Enough about that,  back to foie gras! This is the liver over which gourmets are rapturous. As it turns out the animal rights activists are enthusiastic over it also. The difference is they want to ban it because they claim the raising process is cruel. There is an awful lot of green house gas being emitted by these people over this issue.

People who buy their food at the market and have never lived or worked on a farm should have nothing to say about this or anything else farmers do. None of these things ever became an issue until there were so many people living in the cities and so few living on farms. One hundred years ago over fifty percent on the population was involved in agriculture of some sort. Two hundred years ago most of the population farmed or at least raised some of their own food because the population in the cities was relatively small. Industrialization changed all of that, especially after WWII and that changed attitudes. 

It was a process of incrementalism.   One step at a time. The reality is that they are against eating any part of any animal.  Foie gras is just one step in the process. Today foie gras, tomorrow the goose, the next day ducks and then chickens and so on until the eating of all animal flesh is banned. At least that's their goal, but make no mistake about it, if they hadn’t chosen animal rights it would be something else.

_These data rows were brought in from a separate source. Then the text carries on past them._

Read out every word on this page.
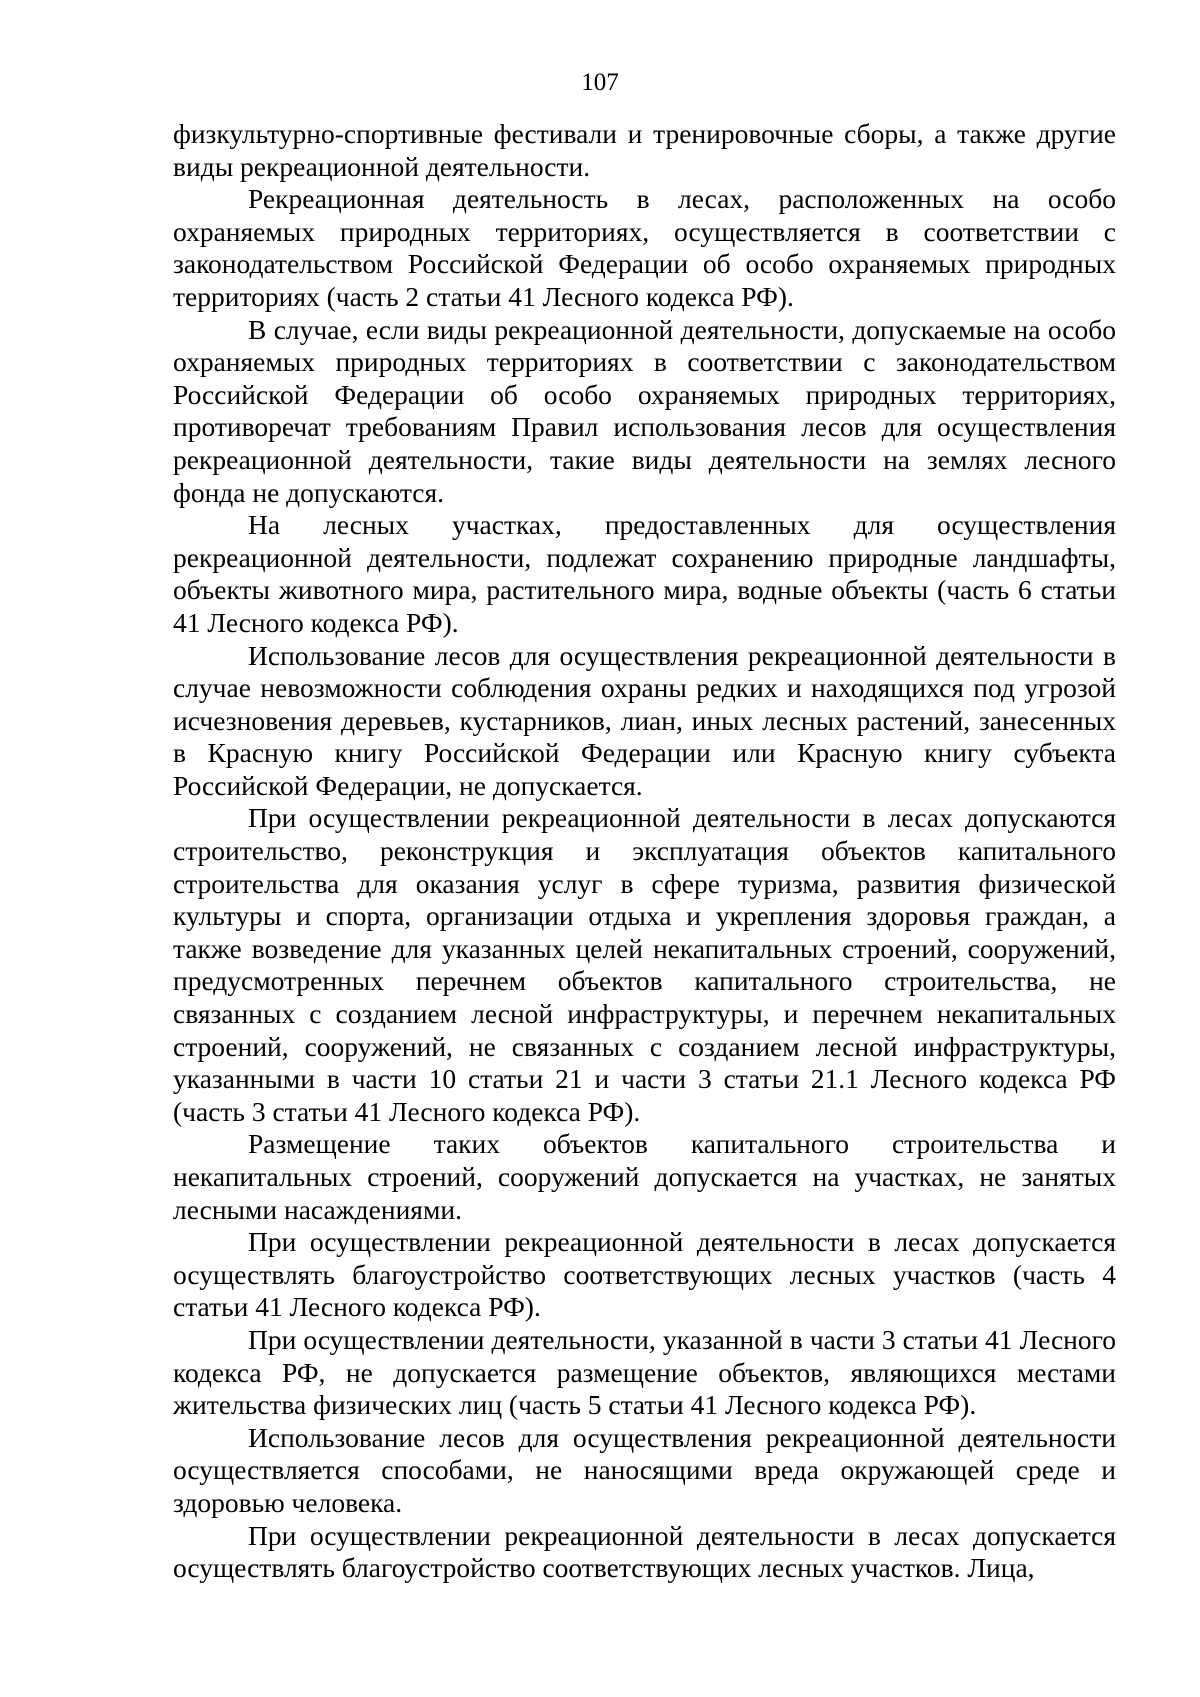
107

физкультурно-спортивные фестивали и тренировочные сборы, а также другие виды рекреационной деятельности.

Рекреационная деятельность в лесах, расположенных на особо охраняемых природных территориях, осуществляется в соответствии с законодательством Российской Федерации об особо охраняемых природных территориях (часть 2 статьи 41 Лесного кодекса РФ).

В случае, если виды рекреационной деятельности, допускаемые на особо охраняемых природных территориях в соответствии с законодательством Российской Федерации об особо охраняемых природных территориях, противоречат требованиям Правил использования лесов для осуществления рекреационной деятельности, такие виды деятельности на землях лесного фонда не допускаются.

На лесных участках, предоставленных для осуществления рекреационной деятельности, подлежат сохранению природные ландшафты, объекты животного мира, растительного мира, водные объекты (часть 6 статьи 41 Лесного кодекса РФ).

Использование лесов для осуществления рекреационной деятельности в случае невозможности соблюдения охраны редких и находящихся под угрозой исчезновения деревьев, кустарников, лиан, иных лесных растений, занесенных в Красную книгу Российской Федерации или Красную книгу субъекта Российской Федерации, не допускается.

При осуществлении рекреационной деятельности в лесах допускаются строительство, реконструкция и эксплуатация объектов капитального строительства для оказания услуг в сфере туризма, развития физической культуры и спорта, организации отдыха и укрепления здоровья граждан, а также возведение для указанных целей некапитальных строений, сооружений, предусмотренных перечнем объектов капитального строительства, не связанных с созданием лесной инфраструктуры, и перечнем некапитальных строений, сооружений, не связанных с созданием лесной инфраструктуры, указанными в части 10 статьи 21 и части 3 статьи 21.1 Лесного кодекса РФ (часть 3 статьи 41 Лесного кодекса РФ).

Размещение таких объектов капитального строительства и некапитальных строений, сооружений допускается на участках, не занятых лесными насаждениями.

При осуществлении рекреационной деятельности в лесах допускается осуществлять благоустройство соответствующих лесных участков (часть 4 статьи 41 Лесного кодекса РФ).

При осуществлении деятельности, указанной в части 3 статьи 41 Лесного кодекса РФ, не допускается размещение объектов, являющихся местами жительства физических лиц (часть 5 статьи 41 Лесного кодекса РФ).

Использование лесов для осуществления рекреационной деятельности осуществляется способами, не наносящими вреда окружающей среде и здоровью человека.

При осуществлении рекреационной деятельности в лесах допускается осуществлять благоустройство соответствующих лесных участков. Лица,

Take the Swiss for example. The Swiss have really gone over the edge. They added an amendment to a law that requires the Swiss to recognize the dignity of all living things to include…..plants. Yes, even the “decapitation” of wildflowers at the roadside “without rational reason”, will be punished. Folks, we have to stop being so anthropomorphic. Placing human values on non human things is irrational.

What if someone starts a movement that claims plants feel pain during harvest and therefore we shouldn’t eat bread? Would that be called Doughdoughism?